Make no mistake about it: “Step Brothers” is not for everyone. If you’re not willing to watch Will Ferrell lick dog excrement in a park and rub his testicles over a drum set, this movie just isn’t meant for you.
But if you’re strong of stomach, this pairing of Ferrell with comic soul mate John C. Reilly will make you laugh from the opening credits to the closing scene (the movie’s best – a “Matrix”-style fight between both leading actors and a schoolyard full of little kids). It is what it is: funny, silly and mostly forgettable.
Its most memorable aspect, by far, are its two main characters. The movie’s basic premise is perfectly suited to its leading men – maybe because they thought up the story together. Ferrell and Reilly play Brennan and Dale, 40-year-olds who still live with their respective single parents, played by Mary Steenburgen and familiar character actor Richard Jenkins. When the two parents marry and move in together, their sons become unwilling bunkmates, and then, of course, best friends.
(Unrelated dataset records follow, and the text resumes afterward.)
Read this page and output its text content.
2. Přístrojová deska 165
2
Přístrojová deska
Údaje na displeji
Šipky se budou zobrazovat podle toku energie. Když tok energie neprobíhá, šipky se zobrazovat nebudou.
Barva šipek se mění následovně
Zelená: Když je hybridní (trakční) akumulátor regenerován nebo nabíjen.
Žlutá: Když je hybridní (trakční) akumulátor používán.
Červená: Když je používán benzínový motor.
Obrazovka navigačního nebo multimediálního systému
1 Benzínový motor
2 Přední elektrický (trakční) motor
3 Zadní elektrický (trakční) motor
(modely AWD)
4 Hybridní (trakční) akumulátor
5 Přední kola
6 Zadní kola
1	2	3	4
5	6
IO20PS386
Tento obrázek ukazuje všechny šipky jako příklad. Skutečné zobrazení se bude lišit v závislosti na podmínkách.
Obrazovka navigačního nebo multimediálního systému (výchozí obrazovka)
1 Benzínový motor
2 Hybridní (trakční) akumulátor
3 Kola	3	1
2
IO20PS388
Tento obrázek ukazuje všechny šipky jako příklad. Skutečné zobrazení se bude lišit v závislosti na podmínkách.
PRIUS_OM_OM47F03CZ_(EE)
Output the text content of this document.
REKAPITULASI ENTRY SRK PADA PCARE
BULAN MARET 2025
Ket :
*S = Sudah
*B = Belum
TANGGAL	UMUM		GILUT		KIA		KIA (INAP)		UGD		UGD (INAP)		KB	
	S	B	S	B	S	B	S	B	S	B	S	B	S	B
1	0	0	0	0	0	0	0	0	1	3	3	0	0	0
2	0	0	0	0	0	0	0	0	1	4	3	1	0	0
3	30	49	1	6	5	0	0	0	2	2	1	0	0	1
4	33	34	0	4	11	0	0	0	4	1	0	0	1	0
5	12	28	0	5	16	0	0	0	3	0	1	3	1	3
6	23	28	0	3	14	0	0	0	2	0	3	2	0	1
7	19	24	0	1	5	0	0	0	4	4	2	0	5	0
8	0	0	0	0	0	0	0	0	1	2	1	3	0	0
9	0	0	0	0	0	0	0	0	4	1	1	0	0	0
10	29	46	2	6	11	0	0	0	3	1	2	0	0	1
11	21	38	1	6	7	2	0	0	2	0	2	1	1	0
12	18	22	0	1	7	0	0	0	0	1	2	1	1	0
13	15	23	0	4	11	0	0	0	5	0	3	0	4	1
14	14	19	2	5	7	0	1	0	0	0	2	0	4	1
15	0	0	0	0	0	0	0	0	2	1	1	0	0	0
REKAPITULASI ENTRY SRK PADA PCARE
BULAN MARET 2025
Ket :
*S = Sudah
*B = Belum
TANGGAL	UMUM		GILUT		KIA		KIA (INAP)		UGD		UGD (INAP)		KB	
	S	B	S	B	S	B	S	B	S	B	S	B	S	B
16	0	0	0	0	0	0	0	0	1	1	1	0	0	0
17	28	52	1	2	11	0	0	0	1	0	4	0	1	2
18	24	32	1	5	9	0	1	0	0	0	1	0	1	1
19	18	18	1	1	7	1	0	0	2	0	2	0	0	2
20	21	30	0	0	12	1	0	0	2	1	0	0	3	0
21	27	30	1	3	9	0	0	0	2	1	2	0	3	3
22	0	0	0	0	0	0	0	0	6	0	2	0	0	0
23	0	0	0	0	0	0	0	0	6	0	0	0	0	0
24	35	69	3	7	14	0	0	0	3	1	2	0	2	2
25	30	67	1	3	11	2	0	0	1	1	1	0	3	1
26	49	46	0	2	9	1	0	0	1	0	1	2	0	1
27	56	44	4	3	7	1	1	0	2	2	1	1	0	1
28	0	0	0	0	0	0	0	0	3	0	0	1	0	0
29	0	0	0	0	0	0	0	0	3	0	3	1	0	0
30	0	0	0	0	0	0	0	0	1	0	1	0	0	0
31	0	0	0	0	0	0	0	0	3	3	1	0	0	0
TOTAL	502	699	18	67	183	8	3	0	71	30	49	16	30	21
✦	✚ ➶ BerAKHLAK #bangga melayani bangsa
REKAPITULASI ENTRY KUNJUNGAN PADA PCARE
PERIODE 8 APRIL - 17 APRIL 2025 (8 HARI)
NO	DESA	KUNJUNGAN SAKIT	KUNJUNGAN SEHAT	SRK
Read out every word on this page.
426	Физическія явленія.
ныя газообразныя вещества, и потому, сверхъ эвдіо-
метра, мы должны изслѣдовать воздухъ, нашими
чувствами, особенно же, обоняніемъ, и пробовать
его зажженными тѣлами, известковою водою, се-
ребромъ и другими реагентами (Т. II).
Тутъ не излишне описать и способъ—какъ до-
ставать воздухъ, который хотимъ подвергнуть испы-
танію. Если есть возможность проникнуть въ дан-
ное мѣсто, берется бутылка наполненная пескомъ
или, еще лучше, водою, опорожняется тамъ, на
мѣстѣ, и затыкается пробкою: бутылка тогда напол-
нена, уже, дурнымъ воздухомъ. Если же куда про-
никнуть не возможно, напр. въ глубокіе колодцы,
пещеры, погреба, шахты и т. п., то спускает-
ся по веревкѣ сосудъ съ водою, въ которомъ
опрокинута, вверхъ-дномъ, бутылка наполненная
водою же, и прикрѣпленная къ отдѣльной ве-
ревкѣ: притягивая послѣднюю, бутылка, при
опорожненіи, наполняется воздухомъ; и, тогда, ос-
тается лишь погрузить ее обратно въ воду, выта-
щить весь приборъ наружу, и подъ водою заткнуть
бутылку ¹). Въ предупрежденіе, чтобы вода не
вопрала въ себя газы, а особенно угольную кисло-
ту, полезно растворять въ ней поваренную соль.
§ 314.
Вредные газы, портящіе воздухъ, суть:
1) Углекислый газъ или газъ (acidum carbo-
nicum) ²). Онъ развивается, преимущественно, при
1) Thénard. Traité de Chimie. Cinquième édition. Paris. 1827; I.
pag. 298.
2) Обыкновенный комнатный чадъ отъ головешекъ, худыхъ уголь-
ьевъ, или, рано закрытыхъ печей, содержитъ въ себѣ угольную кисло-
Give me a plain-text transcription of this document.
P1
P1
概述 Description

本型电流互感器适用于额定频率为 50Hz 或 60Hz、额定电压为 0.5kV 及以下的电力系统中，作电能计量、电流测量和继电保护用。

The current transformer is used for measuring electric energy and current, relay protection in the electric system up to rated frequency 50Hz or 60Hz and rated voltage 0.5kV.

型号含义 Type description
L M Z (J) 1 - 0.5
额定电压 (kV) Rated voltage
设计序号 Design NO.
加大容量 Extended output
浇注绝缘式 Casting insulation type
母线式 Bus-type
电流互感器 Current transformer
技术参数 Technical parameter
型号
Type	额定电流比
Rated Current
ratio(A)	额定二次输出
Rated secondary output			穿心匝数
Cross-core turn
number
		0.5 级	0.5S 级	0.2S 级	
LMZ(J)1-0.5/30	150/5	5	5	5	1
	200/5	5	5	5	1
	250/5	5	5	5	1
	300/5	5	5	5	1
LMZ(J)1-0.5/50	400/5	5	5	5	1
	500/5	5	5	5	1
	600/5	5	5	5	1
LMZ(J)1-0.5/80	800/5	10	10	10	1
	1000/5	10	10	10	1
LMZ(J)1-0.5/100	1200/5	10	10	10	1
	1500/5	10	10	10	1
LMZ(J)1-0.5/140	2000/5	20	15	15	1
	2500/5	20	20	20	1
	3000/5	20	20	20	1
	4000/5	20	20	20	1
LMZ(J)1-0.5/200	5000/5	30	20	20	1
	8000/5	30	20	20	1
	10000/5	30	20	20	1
Sound too ridiculous to work? It would be, except that both actors, a little doughy and approaching middle age, are extraordinarily funny as 12-year-old boys who forgot to grow up. It’s a one-joke movie, but it works, especially when they fall prey to playground bullies on their way home from a job interview, or beg their parents for permission to build bunk beds.
What’s more, Ferrell and Reilly, who’ve co-starred before in “Talladega Nights: The Ballad of Ricky Bobby,” have an amazing synergy, and not just because of their matching curly mop-tops. Ferrell’s “Saturday Night Live”-honed deadpan is a perfect foil for Reilly’s petulance, and they play their characters with disarming sweetness.
It’s hard not to root for two guys who, in a fit of inspiration, film a rap video with a camcorder and think it will change their lives forever.
Reilly, of course, took an interesting path to a movie in which one of his most memorable scenes involves a prolonged fart.
An acclaimed actor in indie films such as “Magnolia,” he moved into mainstream Hollywood with “Chicago,” and then began to flex his slapstick comedy muscles.
Ferrell may be on the opposite path. He has grown a little stale in a recent string of leading roles in sports comedies – basketball, soccer, NASCAR, even figure skating. But in 2006’s “Stranger than Fiction,” he demonstrated that he’s a natural in more serious roles as well, where his deadpan becomes an appealing earnestness. Here’s hoping he pursues more roles like that.
All in all, for a viewer braced for unredeemed idiocy, “Step Brothers” was a pleasant surprise. At its worst moments, it seems like an expensive playdate for two grown-up-buddies, with a script that needed a few more edits. At its best, it makes you remember what it’s like to be a kid, in all its goofiness and glory. In the midst of an international financial crisis, that’s not a bad escape.